Thomas Hummel, Johannesburg

Am Mittwoch um 12 Uhr mittags kam zum Vorschein, wie viele Menschen in diesem Woolworth arbeiten. In einem schmucklosen Einkaufszentrum im Johannesburger Stadtteil Melville versammelten sich die Angestellten des Supermarkts zu einem wippenden, tanzenden Haufen, der immer größer wurde und schließlich angereichert mit Kunden den ganzen Eingangsbereich einnahm. Die meisten tröteten mit dem Lärminstrument Vuvuzela was die Lunge hergab. Vor den Nachbarläden bildeten sich die gleichen wippenden, tanzenden, auf jeden Fall trötenden Haufen und weil das Einkaufszentrum ein geschlossenes Dach besitzt, rauschte durch das Gebäude ein Trommelfell-zerreißendes Infernal.

Ganz Südafrika schien in diesem Moment die Vuvuzela zu blasen. Radio- und TV-Stationen hatten die Menschen aufgefordert, aus vollster Lunge die 19. Fußball-Weltmeisterschaft einzutröten. Und damit auch ihre Solidarität mit dem eigenen Team, der Bafana Bafana, den Jungs, zu demonstrieren. Die Menschen taten, wie ihnen aufgetragen: Sie verließen ihren Arbeitsplatz, versammelten sich auf den Straßen von Johannesburg und tröteten die WM ein, die schon jetzt, einen Tag vor dem Eröffnungsspiel, eine ganz besondere ist.

Triumphfahrt im offenen Doppeldeckerbus

Vielleicht noch nie in der Geschichte von Fußball-Weltmeisterschaften hat sich eine Bevölkerung derart darauf gefreut, Gastgeber sein zu dürfen. Wer das in Zweifel zieht, der hat den Triumphzug im Stadtteil Sandton nicht gesehen. Dort versammelten sich am Mittwoch mehrere zehntausend Menschen und huldigten ihren Helden. Einige Spieler der Mannschaft, die am Freitag ihr Auftaktspiel gegen Mexiko bestreitet, fuhren im offenen Doppeldeckerbus durch die Menge und winkten hinunter in die euphorische Menge. Solche Auftritte wurden eigentlich für Teams erfunden, die nach dem Turnier ihrem Volk den Weltpokal mitbringen. Doch die Südafrikaner brauchen den Pokal nicht, um sich schon jetzt wie die Weltmeister zu fühlen.

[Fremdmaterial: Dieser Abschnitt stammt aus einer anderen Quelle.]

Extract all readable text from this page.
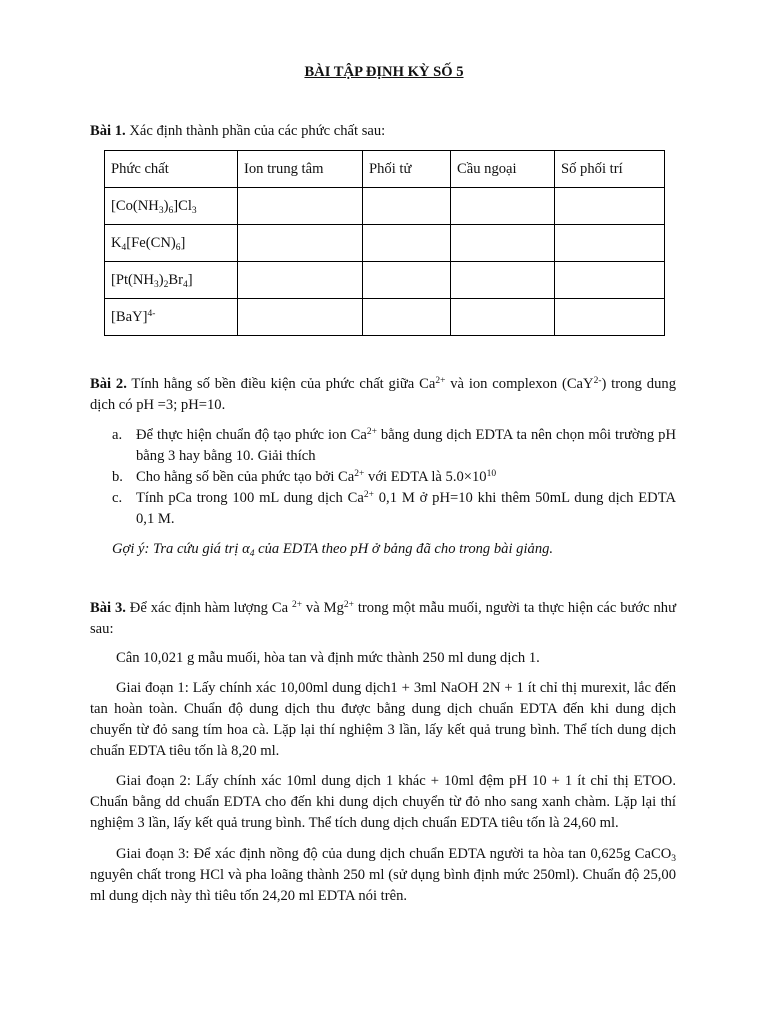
BÀI TẬP ĐỊNH KỲ SỐ 5
Bài 1. Xác định thành phần của các phức chất sau:
Phức chất	Ion trung tâm	Phối tử	Cầu ngoại	Số phối trí
$[Co(NH_3)_6]Cl_3$				
$K_4[Fe(CN)_6]$				
$[Pt(NH_3)_2Br_4]$				
[BaY]$^{4-}$				
Bài 2. Tính hằng số bền điều kiện của phức chất giữa $Ca^{2+}$ và ion complexon (CaY$^{2-}$) trong dung dịch có pH =3; pH=10.
a. Để thực hiện chuẩn độ tạo phức ion $Ca^{2+}$ bằng dung dịch EDTA ta nên chọn môi trường pH bằng 3 hay bằng 10. Giải thích
b. Cho hằng số bền của phức tạo bởi $Ca^{2+}$ với EDTA là $5.0\times 10^{10}$
c. Tính pCa trong 100 mL dung dịch $Ca^{2+}$ 0,1 M ở pH=10 khi thêm 50mL dung dịch EDTA 0,1 M.
Gợi ý: Tra cứu giá trị $\alpha_4$ của EDTA theo pH ở bảng đã cho trong bài giảng.
Bài 3. Để xác định hàm lượng Ca $^{2+}$ và $Mg^{2+}$ trong một mẫu muối, người ta thực hiện các bước như sau:
Cân 10,021 g mẫu muối, hòa tan và định mức thành 250 ml dung dịch 1.
Giai đoạn 1: Lấy chính xác 10,00ml dung dịch1 + 3ml NaOH 2N + 1 ít chỉ thị murexit, lắc đến tan hoàn toàn. Chuẩn độ dung dịch thu được bằng dung dịch chuẩn EDTA đến khi dung dịch chuyển từ đỏ sang tím hoa cà. Lặp lại thí nghiệm 3 lần, lấy kết quả trung bình. Thể tích dung dịch chuẩn EDTA tiêu tốn là 8,20 ml.
Giai đoạn 2: Lấy chính xác 10ml dung dịch 1 khác + 10ml đệm pH 10 + 1 ít chỉ thị ETOO. Chuẩn bằng dd chuẩn EDTA cho đến khi dung dịch chuyển từ đỏ nho sang xanh chàm. Lặp lại thí nghiệm 3 lần, lấy kết quả trung bình. Thể tích dung dịch chuẩn EDTA tiêu tốn là 24,60 ml.
Giai đoạn 3: Để xác định nồng độ của dung dịch chuẩn EDTA người ta hòa tan 0,625g CaCO$_3$ nguyên chất trong HCl và pha loãng thành 250 ml (sử dụng bình định mức 250ml). Chuẩn độ 25,00 ml dung dịch này thì tiêu tốn 24,20 ml EDTA nói trên.
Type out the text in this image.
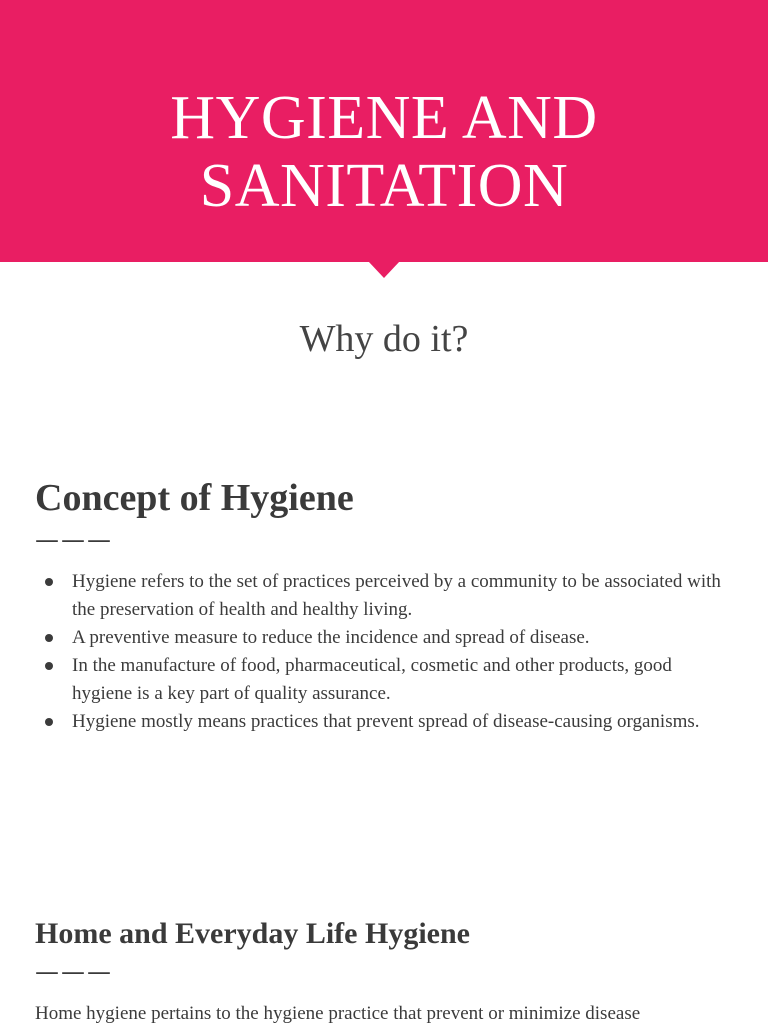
HYGIENE AND
SANITATION
Why do it?
Concept of Hygiene
———
Hygiene refers to the set of practices perceived by a community to be associated with the preservation of health and healthy living.
A preventive measure to reduce the incidence and spread of disease.
In the manufacture of food, pharmaceutical, cosmetic and other products, good hygiene is a key part of quality assurance.
Hygiene mostly means practices that prevent spread of disease-causing organisms.
Home and Everyday Life Hygiene
———

Home hygiene pertains to the hygiene practice that prevent or minimize disease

Trainer Carlos Alberto Parreira stand auch da oben in dem Doppeldeckerbus. Der Brasilianer hat einen guten Anteil daran, dass die Menschen nun auch einen Erfolg ihres Teams zumindest erhoffen dürfen, nachdem die südafrikanischen Fußballer jahrelang nur Niederlagen eingesteckt hatten. Seit der nüchterne, etwas mürrische Parreira, 67, wieder die Leitung übernommen hat, spielen Bafana Bafana plötzlich respektablen Fußball. Doch gerade weil Parreira so nüchtern, bisweilen auch mürrisch ist, und nichts mehr verabscheut als eine unprofessionelle Vorbereitung, fand er die Jubelarie nicht ganz so toll: "Ich habe so etwas noch nie erlebt. Wir brauchen das nicht, zwei Tage vor einem großen Spiel." Wie sollen sich seine Spieler jetzt noch konzentrieren?

Fast koloniale Vorurteile

Die Südafrikaner spüren: Endlich geht es los. Und das hat ihnen ja lange keiner zugetraut. Das Ausland rumorte unentwegt, die Afrikaner kriegten das ja doch nicht hin, eine solch immense Veranstaltung zu organisieren: Das können die halt nicht mit ihrer Korruption, ihrer Kriminalität, und überhaupt die Afrikaner, na ja.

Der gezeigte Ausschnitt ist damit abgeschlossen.